Bury Your Dead by Louise Penny.*
The story begins with what we soon realize is a flashback to an incident that occurred at an unspecified time.
Then, we realize that Detective Inspector Armand Gamache is in Quebec City, visiting an old friend and mentor. His wife, Reine-Marie, has been with him, but returned home to Montreal that morning. Slowly, it is revealed to that Gamache is in the process of recovering from a trauma.
In Quebec City, he is filling his days by doing some historical research at the library of the English Literary and Historical Society. One day,he arrives to see emergency vehicles outside, and is at first not allowed to enter. Then, the Inspector in charge recognizes Gamache, and tells him that a body has been found in the sub-basement of the historic building, and that the body is not a centuries-old skeleton as might be expected, but Augustin Renaud, a local historian.
Gamache agrees to consult with Inspector Langlois on the case, partially to avoid thinking about the incident he's trying to come to terms with, a situation he believes he handled badly.

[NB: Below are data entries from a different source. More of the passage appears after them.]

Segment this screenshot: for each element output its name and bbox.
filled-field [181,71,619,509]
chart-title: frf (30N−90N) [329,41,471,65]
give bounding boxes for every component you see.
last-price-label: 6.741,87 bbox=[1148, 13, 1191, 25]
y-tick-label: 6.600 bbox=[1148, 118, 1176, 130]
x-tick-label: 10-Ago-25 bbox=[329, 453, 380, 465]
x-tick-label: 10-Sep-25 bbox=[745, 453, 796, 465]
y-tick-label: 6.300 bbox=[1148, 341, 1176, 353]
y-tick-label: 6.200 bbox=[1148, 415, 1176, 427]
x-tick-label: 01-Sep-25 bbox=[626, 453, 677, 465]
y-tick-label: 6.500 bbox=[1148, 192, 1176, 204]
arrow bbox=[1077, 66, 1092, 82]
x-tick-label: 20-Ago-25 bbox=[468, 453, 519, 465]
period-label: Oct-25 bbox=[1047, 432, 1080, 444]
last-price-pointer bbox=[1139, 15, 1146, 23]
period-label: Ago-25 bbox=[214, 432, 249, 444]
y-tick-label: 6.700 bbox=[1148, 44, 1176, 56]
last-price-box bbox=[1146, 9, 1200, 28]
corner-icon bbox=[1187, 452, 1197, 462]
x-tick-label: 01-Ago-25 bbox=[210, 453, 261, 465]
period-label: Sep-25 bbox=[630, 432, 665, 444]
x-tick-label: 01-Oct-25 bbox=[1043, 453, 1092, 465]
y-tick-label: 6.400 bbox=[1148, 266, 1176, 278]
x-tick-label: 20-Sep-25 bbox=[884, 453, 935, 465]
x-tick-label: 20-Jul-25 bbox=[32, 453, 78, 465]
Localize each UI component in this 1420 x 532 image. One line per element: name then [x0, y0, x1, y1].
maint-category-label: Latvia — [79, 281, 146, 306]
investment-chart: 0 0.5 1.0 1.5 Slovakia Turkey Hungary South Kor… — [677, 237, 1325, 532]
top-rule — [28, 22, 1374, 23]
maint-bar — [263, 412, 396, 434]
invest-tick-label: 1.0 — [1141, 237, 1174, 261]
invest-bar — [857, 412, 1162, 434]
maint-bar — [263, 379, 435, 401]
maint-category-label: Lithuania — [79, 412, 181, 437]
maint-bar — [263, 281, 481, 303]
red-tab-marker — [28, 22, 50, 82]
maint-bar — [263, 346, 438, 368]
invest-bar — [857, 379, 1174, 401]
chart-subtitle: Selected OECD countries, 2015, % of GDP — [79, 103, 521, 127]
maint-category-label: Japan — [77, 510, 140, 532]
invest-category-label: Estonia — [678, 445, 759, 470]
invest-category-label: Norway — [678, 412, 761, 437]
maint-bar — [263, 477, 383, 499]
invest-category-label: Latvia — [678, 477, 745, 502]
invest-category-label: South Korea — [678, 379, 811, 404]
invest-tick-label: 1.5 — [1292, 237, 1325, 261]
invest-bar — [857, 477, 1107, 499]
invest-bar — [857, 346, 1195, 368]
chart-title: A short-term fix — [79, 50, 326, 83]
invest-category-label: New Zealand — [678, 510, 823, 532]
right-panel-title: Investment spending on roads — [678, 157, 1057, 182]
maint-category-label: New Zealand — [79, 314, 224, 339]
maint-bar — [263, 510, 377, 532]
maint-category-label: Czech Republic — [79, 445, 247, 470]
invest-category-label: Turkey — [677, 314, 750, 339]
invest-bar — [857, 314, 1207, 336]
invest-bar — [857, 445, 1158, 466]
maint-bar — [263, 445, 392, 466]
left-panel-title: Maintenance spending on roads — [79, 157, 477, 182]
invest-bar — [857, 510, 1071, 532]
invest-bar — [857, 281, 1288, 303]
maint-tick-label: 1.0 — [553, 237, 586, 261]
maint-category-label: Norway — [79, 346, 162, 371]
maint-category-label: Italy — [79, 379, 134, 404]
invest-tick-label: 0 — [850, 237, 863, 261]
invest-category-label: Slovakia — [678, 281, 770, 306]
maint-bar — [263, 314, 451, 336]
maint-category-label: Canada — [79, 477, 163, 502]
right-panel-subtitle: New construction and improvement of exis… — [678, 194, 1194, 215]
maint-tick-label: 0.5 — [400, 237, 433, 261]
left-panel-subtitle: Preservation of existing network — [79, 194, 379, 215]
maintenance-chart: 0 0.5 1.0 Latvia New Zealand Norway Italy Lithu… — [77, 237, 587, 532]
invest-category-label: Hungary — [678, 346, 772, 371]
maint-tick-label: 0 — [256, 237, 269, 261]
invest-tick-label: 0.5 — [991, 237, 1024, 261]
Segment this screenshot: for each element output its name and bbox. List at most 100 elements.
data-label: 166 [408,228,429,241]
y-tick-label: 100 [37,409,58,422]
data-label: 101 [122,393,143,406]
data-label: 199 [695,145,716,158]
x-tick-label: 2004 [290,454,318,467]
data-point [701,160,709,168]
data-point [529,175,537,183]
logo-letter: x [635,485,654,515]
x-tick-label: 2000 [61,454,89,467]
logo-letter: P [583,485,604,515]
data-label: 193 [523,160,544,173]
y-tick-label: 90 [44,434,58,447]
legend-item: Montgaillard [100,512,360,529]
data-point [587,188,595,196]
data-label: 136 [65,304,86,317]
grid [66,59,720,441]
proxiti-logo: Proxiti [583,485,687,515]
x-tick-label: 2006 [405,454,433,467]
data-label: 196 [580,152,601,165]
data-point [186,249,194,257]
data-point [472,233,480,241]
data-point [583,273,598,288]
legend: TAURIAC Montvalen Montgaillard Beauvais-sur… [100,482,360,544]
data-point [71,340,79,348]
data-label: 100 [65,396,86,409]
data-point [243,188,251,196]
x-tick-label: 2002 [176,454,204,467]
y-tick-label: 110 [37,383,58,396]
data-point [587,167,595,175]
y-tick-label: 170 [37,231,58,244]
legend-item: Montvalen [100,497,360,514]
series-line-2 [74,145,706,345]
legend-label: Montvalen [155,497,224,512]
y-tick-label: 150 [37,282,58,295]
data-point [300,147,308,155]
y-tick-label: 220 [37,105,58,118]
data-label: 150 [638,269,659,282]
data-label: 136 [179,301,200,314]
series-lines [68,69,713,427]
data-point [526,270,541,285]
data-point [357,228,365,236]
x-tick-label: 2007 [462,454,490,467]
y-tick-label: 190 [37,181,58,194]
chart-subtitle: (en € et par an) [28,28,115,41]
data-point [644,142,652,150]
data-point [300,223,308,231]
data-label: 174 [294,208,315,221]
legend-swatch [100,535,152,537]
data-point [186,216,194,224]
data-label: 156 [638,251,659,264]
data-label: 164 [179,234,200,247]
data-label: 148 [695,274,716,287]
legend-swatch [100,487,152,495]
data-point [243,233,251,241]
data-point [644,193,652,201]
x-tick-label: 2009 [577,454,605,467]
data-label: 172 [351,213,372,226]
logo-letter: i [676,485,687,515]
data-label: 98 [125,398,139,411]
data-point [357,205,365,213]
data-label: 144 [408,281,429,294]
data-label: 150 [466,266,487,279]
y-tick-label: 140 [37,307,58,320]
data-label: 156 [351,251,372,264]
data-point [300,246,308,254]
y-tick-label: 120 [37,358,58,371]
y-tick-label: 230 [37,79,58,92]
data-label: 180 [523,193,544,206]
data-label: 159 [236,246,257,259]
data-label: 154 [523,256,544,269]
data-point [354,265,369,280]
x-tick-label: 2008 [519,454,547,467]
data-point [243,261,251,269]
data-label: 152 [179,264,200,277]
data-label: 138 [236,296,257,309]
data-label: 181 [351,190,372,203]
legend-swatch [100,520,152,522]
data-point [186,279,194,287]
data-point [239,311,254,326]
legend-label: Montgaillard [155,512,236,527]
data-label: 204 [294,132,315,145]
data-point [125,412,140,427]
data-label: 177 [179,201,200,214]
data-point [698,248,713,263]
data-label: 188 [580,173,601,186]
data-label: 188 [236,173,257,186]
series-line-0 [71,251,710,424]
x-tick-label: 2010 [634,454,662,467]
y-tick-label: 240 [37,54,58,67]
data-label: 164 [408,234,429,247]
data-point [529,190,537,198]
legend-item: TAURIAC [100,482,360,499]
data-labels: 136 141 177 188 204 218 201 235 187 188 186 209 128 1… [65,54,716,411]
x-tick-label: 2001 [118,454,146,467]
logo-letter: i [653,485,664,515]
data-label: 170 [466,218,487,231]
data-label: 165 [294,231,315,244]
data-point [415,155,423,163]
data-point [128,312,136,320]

Gamache receives daily letters from Gabri Dubeau in Three Pines stating that his partner Olivier Brule is innocent of the murder for which he's been convicted (see The Brutal Telling). He begins to doubt hhis handling of Olivier's case as well, and asks his assistant Jean Guy Beauvoir, also on leave, to go to Three Pines and investigate. Though Beauvoir hates Three Pines, he'd do anything for his Chief (and is frankly relieved to be doing something).
The narrative moves easily between the flasbacks which slowly reveal the progress of the incident that put them both on leave, Gamache's investigation in Quebec City and Beauvoir's investigation in Three Pines.
This may well be the best book of a series in which all the books are extraordinary.
*Many thanks to LibraryThing Early Reviewers for the ARC.